Urlacher did more than make plans on defense. Coach Long made sure he was on the field as much as possible.

“It was unbelievable Coach Long just let me be an athlete, be a football player, just go out there and showcase my ability. I firmly believe that if he didn’t go to UNM and wasn’t our head coach I would not have got drafted where I got drafted. I believe that.”  

On his way to the 2000 NFL Draft, Urlacher became an All-American his senior year. 

“My senior year I won’t say I was surprised to get it because I was pretty good by then. I had gotten better. My junior year I was okay. My senior year, the second year in Coach Long’s system, I was pretty good.

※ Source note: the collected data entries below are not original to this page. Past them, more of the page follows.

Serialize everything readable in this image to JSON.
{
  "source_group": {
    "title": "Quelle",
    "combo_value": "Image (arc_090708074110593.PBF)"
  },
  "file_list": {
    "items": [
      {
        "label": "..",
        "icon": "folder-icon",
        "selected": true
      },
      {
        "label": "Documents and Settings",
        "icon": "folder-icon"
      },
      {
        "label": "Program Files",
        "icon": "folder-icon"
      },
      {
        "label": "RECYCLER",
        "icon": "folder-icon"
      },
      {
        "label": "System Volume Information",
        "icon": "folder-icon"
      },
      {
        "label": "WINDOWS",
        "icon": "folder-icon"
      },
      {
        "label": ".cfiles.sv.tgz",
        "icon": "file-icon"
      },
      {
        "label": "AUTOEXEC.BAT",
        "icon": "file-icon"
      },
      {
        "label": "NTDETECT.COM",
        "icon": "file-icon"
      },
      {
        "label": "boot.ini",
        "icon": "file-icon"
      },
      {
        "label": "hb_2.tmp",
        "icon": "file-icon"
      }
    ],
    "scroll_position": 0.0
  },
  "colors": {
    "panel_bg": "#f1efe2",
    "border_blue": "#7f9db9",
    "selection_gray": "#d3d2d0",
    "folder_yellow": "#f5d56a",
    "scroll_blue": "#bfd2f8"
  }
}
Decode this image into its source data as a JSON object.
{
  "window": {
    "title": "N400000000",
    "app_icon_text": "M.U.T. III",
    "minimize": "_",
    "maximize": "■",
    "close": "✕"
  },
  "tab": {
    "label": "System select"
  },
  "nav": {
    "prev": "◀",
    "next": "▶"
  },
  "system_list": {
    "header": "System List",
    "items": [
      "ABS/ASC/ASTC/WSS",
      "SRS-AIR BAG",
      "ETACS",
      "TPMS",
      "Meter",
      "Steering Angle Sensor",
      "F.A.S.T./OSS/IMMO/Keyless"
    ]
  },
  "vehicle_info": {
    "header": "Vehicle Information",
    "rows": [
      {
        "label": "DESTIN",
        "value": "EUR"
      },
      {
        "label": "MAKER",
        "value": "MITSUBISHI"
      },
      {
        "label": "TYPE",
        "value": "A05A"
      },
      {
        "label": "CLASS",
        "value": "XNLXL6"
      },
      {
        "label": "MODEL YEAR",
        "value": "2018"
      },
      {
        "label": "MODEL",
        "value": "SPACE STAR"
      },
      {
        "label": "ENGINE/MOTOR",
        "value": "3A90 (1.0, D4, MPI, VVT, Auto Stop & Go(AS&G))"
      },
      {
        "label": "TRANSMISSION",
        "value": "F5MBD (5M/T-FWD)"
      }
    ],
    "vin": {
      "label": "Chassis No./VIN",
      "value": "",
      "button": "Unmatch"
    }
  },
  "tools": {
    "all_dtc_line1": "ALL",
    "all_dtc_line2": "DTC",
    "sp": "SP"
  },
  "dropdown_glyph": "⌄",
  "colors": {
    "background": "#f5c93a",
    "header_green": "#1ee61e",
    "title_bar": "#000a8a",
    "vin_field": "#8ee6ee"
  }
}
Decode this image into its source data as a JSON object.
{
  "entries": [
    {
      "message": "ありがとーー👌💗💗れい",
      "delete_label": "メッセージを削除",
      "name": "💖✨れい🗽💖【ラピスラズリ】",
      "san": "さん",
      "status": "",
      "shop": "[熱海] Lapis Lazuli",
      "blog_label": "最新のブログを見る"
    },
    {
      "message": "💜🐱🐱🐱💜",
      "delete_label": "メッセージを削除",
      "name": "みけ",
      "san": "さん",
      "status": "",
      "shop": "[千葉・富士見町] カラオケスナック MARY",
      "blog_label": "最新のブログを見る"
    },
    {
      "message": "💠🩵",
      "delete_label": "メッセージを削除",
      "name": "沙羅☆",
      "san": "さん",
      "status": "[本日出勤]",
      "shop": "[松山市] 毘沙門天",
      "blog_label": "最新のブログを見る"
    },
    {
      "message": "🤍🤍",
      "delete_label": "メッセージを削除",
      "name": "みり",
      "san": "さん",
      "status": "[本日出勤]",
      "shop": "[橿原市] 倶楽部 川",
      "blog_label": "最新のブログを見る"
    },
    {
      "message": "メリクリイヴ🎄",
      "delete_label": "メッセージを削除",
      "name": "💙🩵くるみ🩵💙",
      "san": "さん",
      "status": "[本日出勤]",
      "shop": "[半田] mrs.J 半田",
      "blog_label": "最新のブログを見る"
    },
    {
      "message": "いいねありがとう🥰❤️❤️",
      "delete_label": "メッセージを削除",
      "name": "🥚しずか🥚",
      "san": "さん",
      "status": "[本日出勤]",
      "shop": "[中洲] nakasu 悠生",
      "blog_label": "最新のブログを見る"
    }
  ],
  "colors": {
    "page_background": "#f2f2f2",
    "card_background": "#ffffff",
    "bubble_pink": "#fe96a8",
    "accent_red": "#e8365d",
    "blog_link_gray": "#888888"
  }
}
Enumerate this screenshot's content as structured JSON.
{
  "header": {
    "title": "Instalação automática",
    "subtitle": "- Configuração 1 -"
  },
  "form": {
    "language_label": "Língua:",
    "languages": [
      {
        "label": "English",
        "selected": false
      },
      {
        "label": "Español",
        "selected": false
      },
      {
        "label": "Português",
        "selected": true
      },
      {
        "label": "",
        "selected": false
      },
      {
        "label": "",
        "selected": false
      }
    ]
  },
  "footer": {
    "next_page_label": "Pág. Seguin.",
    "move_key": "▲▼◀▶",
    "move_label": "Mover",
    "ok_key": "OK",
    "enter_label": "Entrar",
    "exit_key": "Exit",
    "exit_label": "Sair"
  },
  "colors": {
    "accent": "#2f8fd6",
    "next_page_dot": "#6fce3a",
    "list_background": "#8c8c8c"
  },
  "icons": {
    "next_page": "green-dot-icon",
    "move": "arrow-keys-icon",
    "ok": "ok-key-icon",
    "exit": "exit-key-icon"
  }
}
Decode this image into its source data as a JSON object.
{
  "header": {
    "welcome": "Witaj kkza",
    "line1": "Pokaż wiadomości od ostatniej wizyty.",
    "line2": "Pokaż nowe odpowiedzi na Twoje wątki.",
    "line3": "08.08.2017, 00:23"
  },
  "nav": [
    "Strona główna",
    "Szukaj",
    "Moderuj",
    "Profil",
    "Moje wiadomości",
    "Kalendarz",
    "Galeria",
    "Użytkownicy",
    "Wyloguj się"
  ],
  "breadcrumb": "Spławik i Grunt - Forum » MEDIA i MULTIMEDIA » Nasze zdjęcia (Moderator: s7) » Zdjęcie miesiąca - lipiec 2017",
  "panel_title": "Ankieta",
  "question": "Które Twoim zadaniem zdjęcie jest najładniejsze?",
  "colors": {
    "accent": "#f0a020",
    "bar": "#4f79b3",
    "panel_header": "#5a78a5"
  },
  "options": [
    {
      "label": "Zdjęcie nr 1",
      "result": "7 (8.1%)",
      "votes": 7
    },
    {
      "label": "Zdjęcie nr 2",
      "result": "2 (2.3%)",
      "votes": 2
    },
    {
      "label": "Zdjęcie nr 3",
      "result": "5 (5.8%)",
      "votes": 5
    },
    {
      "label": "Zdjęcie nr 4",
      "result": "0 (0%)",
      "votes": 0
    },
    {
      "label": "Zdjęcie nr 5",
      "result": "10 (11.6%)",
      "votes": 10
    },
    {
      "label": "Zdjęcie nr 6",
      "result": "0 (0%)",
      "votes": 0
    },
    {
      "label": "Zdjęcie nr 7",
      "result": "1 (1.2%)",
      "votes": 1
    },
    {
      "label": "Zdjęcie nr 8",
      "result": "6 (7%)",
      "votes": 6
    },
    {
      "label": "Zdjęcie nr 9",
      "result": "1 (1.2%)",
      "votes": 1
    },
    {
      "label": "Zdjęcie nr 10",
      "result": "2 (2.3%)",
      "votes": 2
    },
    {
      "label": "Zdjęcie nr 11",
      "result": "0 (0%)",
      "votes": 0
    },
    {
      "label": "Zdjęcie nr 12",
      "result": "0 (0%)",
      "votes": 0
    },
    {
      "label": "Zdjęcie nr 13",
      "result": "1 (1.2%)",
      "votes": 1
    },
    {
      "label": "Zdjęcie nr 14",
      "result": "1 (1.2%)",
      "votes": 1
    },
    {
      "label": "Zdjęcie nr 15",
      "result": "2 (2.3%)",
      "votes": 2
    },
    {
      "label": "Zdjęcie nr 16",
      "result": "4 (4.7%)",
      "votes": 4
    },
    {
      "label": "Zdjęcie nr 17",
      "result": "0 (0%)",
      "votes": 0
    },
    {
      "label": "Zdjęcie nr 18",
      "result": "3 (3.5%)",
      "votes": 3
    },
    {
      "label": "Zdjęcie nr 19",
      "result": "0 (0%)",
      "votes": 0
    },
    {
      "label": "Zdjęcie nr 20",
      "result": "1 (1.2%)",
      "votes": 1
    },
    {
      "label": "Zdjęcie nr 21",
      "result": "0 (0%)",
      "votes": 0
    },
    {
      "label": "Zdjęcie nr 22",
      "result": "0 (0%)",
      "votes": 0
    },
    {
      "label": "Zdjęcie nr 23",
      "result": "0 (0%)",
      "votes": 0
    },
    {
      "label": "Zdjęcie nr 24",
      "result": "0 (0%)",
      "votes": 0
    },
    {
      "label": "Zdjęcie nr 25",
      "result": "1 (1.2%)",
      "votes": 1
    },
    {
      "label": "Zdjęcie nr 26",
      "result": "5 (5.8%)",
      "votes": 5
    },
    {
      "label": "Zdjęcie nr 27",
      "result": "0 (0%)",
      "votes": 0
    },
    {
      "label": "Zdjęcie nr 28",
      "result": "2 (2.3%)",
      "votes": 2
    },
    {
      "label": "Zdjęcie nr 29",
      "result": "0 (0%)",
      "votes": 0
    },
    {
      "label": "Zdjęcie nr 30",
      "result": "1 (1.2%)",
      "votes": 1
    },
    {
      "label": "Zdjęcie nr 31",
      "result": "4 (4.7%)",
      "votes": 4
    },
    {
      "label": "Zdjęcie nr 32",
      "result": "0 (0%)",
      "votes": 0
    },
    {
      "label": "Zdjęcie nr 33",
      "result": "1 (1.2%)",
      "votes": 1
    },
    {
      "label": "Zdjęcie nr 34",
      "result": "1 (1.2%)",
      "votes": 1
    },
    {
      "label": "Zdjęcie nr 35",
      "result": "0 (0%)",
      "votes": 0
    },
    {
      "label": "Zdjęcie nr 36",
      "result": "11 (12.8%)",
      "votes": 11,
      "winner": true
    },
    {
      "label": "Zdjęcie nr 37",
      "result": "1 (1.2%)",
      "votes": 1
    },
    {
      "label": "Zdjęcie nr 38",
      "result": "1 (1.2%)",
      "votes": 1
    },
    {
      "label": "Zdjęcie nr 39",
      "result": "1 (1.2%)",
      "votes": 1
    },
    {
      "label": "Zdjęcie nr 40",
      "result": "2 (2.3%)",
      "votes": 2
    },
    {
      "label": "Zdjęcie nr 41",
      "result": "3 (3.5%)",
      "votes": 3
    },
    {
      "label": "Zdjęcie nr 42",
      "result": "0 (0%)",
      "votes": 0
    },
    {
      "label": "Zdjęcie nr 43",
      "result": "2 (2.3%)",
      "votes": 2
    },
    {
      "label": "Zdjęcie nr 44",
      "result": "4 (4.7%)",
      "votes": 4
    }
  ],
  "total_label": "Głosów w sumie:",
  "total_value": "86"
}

I knew where I was supposed to go as a safety and I knew what was going on,” said Urlacher. 

In his final year, the standout Lobo found himself running for the Jim Thorpe Award and finished 12th in the Heisman Trophy balloting that year. 

It also placed him among other big-name players at the College Football Awards.

“I didn’t feel like I fit in at all, but it was cool to see,” said Urlacher. However, he showed how much he belonged with the top names when the Senior Bowl rolled around. He was also considered one of the top players in the game.

“I had a very good senior bowl. That’s when I first started playing linebacker and I was defensive MVP for the game. So that kind of opened some eyes. The Combine, I think, just solidified what kind of athlete I was,” Urlacher said. 

The NFL Combine followed and Urlacher did not disappoint. 

“I was so stressed out going in there. I just didn’t know what to expect because they keep you up late and wake you up early. You go to bed at about 12:30 or 1. They knock on your door at 5:30 to get up and start doing interviews. I think we ran the 40 at 6:30 a.m. in the morning. You know they get you up. They want you uncomfortable.”

Urlacher was advised by his handlers not to run at the NFL Scouting Combine, but Chicago Bears Defensive Coordinator Greg Blanche convinced him to do the opposite, which turned out to be a good decision. 

Urlacher says that Blash told him that it would be better for him to run that day since every GM, head coach, scouts, and position coaches were going to the there.

What would have happened if Urlacher chose not to run that day? After the Combine, he emerged as a solid first-round draft candidate.